Gemeinsame Räume offenhalten – Kartierungen am Cotti, am Kotti und am Hermannplatz

29 August–8 September 2021


station urbaner kulturen, Auerbacher Ring 41, 12619 Berlin


Maria Arnold, Laurenz Blaser, Chloe Borreguero Boleis, Anders Grivi Coleman, Paula Granda, Oliver Gudzowski, Julia Hartmeyer, Gustav Ingold, Jakob Köchert, Sarah Malinowski, Dagmar Pelger

An exhibition at station urbaner kulturen/nGbK Hellersdorf about a project of the Urban Design guest lectureship at UdK Berlin by Dagmar Pelger

The exhibition »Gemeinsame Räume offenhalten/Keeping Common Spaces Open« seeks to make cooperative methods and new urban development processes visible. Students from UdK Berlin show their mappings of the communitized space production at Cottbusser Platz in Hellersdorf, on Neues Kreuzberger Zentrum at Kottbusser Tor and at Hermannplatz.

Despite the increasing financialisation and privatisation of urban space, a number of spaces are emerging from a non-profit-oriented practice. A political urban self-empowerment is taking place in Berlin’s neighbourhoods. Reacting to a lack of a municipal safety net, people are securing common spaces and making sure, they are accessible for everyone, outside the logic of the free market.

The UdK students have focused on three places where bottom-up planning processes have helped to maintain and strengthen local social fabrics: 1) the collective planning for a playground in front of Kotti Shop in the new community space of Neues Kreuzberger Zentrum; 2) station urbaner kulturen/ nGbK Hellersdorf’s utility agreement for a large open-space commons on contracted council land at “Place Internationale”; 3) the Hermannplatz Initiative’s support of its neighbourhood in its fight against the demolition of the Karstadt departmentstore and the displacement of local traders.

The students spent a semester as cartographers in cooperation with each of these three places. They made three large drawings that show the context around each place’s model for an urban development which orientates on the common good. They illustrate the connection between self-managed planning processes and neighbourhood-based space production and investigate whether politics and administrations are actually working for the common good. As reference material and a contribution to the debate, the mappings seek to strengthen cooperative design methods in resistance to profit-oriented urban development.

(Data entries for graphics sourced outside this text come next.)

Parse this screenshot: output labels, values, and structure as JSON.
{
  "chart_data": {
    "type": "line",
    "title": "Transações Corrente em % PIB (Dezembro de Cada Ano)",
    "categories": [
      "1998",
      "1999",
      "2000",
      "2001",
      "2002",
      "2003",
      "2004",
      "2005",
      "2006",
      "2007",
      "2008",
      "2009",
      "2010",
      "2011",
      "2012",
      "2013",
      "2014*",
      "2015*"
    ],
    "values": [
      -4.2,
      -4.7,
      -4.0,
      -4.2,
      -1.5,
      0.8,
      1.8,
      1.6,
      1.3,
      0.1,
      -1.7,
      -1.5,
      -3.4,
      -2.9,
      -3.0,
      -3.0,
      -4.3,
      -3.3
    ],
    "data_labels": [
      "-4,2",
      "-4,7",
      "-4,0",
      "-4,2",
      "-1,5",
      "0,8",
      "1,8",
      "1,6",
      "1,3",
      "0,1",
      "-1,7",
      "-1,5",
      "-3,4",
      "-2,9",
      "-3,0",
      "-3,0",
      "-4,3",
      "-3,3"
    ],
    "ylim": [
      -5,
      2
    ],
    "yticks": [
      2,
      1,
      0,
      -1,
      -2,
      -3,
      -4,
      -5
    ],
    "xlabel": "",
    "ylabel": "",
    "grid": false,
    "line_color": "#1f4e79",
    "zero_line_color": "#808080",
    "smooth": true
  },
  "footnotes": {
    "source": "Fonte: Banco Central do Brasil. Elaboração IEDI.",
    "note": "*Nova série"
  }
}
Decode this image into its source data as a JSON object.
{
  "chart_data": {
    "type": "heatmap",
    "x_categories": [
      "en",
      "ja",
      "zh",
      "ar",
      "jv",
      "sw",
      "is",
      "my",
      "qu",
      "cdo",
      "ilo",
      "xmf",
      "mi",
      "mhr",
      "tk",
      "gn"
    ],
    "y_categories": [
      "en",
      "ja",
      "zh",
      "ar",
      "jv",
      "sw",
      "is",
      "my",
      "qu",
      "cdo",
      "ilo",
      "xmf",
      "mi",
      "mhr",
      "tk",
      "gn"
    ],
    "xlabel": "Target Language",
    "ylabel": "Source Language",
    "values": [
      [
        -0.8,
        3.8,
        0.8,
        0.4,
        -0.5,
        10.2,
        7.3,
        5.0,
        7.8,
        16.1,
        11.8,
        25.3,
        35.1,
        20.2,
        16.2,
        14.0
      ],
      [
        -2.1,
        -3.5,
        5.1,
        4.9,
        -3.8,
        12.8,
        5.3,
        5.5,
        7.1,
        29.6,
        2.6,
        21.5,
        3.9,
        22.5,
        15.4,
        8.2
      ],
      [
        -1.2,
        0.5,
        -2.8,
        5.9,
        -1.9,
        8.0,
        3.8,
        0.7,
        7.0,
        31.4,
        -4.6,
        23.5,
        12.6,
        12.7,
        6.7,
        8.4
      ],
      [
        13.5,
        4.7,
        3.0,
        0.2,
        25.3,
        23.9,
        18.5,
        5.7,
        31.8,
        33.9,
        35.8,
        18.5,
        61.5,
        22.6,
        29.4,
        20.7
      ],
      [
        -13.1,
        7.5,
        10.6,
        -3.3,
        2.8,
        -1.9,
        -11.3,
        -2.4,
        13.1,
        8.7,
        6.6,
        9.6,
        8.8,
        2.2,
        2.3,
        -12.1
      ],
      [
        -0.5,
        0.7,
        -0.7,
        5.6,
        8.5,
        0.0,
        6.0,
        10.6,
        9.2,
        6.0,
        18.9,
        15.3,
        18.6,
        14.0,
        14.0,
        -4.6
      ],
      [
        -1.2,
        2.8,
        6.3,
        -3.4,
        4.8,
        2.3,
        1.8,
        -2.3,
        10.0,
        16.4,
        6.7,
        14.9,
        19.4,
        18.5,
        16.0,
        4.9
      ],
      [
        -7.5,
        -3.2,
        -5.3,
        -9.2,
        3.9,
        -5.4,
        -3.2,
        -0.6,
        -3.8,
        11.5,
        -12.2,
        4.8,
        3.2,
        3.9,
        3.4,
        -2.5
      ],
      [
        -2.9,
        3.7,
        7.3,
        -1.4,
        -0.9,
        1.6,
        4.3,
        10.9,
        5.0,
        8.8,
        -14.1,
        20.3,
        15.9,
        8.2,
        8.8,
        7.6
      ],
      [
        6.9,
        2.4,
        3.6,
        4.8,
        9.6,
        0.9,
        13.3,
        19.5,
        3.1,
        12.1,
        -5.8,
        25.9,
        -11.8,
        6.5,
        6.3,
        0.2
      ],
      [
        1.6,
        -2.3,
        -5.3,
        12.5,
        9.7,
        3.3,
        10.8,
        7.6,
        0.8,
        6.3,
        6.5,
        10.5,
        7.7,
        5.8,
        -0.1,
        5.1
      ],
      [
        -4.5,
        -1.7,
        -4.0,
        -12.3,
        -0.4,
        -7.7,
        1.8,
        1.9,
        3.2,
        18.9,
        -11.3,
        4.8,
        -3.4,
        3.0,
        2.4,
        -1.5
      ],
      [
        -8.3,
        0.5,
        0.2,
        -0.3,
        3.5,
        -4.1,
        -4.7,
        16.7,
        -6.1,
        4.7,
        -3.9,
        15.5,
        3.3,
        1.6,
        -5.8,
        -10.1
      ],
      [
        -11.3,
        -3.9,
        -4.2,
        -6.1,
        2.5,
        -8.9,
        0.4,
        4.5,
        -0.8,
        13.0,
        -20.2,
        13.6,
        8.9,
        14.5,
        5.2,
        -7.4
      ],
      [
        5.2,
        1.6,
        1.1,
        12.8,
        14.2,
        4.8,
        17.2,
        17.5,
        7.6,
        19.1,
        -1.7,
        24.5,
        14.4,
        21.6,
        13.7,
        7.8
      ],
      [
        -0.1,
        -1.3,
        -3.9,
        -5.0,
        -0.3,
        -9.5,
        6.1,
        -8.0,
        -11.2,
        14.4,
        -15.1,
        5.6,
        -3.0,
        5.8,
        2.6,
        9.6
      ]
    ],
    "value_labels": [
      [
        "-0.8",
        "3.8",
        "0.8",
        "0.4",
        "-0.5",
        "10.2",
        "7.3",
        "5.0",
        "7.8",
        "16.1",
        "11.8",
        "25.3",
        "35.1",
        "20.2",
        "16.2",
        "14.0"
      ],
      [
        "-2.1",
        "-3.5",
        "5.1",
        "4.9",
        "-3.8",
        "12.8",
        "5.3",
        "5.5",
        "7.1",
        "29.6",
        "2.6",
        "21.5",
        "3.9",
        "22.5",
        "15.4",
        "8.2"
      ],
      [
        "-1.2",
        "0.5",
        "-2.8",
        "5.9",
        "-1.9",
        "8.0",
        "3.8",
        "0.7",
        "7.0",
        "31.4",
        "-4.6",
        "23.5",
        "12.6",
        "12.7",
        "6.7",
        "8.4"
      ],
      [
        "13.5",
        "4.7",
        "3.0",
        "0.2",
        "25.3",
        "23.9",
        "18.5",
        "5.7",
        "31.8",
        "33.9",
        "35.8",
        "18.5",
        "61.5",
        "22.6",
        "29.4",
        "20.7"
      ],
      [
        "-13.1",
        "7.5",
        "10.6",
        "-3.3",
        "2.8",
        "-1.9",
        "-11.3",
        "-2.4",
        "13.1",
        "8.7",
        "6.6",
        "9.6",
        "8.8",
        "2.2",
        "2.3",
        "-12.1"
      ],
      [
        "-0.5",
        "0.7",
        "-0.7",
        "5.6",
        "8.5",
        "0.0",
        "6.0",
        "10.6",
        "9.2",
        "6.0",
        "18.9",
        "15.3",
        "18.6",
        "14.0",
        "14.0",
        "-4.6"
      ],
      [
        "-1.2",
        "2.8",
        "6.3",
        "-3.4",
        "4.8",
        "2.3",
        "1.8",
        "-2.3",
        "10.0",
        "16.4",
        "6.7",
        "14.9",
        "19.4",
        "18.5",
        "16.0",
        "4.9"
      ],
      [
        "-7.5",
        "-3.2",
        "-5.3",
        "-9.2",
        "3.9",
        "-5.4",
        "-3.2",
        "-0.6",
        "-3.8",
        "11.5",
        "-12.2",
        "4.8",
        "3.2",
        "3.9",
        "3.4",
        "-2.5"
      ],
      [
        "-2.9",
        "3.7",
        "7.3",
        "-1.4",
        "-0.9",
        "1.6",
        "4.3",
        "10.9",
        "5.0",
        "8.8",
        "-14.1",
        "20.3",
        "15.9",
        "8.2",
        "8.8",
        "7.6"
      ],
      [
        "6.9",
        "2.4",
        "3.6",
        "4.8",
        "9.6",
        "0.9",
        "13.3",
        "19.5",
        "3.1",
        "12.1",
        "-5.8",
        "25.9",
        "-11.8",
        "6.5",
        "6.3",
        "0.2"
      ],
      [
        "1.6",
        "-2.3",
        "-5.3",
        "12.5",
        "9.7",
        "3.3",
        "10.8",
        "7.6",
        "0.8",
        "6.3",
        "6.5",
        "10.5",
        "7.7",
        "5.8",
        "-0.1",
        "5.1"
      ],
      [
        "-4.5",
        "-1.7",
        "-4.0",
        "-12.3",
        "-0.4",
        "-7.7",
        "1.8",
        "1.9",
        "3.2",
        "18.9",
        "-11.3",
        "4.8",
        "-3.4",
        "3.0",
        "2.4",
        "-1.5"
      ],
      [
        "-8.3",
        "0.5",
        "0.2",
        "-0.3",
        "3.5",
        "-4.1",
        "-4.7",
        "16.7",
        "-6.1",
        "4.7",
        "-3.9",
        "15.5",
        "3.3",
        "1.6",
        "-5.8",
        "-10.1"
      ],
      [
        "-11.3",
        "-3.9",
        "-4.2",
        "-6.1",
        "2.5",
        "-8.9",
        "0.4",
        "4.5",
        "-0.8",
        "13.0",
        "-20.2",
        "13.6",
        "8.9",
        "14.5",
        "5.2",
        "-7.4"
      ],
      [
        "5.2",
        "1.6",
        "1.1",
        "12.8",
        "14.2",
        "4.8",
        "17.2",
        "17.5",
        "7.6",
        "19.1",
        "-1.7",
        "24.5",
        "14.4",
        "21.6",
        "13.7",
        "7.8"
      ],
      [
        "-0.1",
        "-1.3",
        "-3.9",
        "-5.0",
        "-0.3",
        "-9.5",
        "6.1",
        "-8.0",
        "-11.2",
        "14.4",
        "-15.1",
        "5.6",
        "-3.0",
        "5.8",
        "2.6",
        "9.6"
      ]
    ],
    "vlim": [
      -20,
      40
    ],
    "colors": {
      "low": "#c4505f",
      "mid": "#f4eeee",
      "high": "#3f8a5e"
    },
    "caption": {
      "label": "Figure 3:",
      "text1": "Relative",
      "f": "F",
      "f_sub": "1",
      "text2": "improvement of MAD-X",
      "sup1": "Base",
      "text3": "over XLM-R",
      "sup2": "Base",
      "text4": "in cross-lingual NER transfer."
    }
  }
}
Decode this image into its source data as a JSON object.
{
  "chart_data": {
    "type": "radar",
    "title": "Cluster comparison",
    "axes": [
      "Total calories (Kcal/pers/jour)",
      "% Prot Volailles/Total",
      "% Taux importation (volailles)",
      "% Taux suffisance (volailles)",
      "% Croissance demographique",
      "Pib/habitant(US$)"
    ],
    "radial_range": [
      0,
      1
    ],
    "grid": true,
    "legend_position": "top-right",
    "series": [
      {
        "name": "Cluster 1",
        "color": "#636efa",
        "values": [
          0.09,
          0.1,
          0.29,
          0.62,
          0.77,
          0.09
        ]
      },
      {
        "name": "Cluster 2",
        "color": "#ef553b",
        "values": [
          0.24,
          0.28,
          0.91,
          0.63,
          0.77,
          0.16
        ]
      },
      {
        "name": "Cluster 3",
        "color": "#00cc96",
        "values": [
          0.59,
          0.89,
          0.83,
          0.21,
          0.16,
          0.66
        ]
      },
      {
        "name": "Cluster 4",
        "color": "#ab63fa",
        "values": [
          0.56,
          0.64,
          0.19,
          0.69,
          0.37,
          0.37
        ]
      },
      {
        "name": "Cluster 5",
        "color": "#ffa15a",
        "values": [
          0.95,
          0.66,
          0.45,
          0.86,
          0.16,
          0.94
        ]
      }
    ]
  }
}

The exhibition also seeks to raise questions about the role of cultural institutions like nGbK in urban development: How do they position themselves when precariousness and displacement come together? What interplay can there be in an environment characterised by neighbourhood-based reproductive work, urban subsistence economy, self-organisation and desire for the good life? How can a self-determined and inclusive production of common spaces be distinguished from an exploitative and exclusive production of space? How can it be made recognisable and shapeable - actively, creatively and in solidarity? What role do these common spaces have within the city as a whole?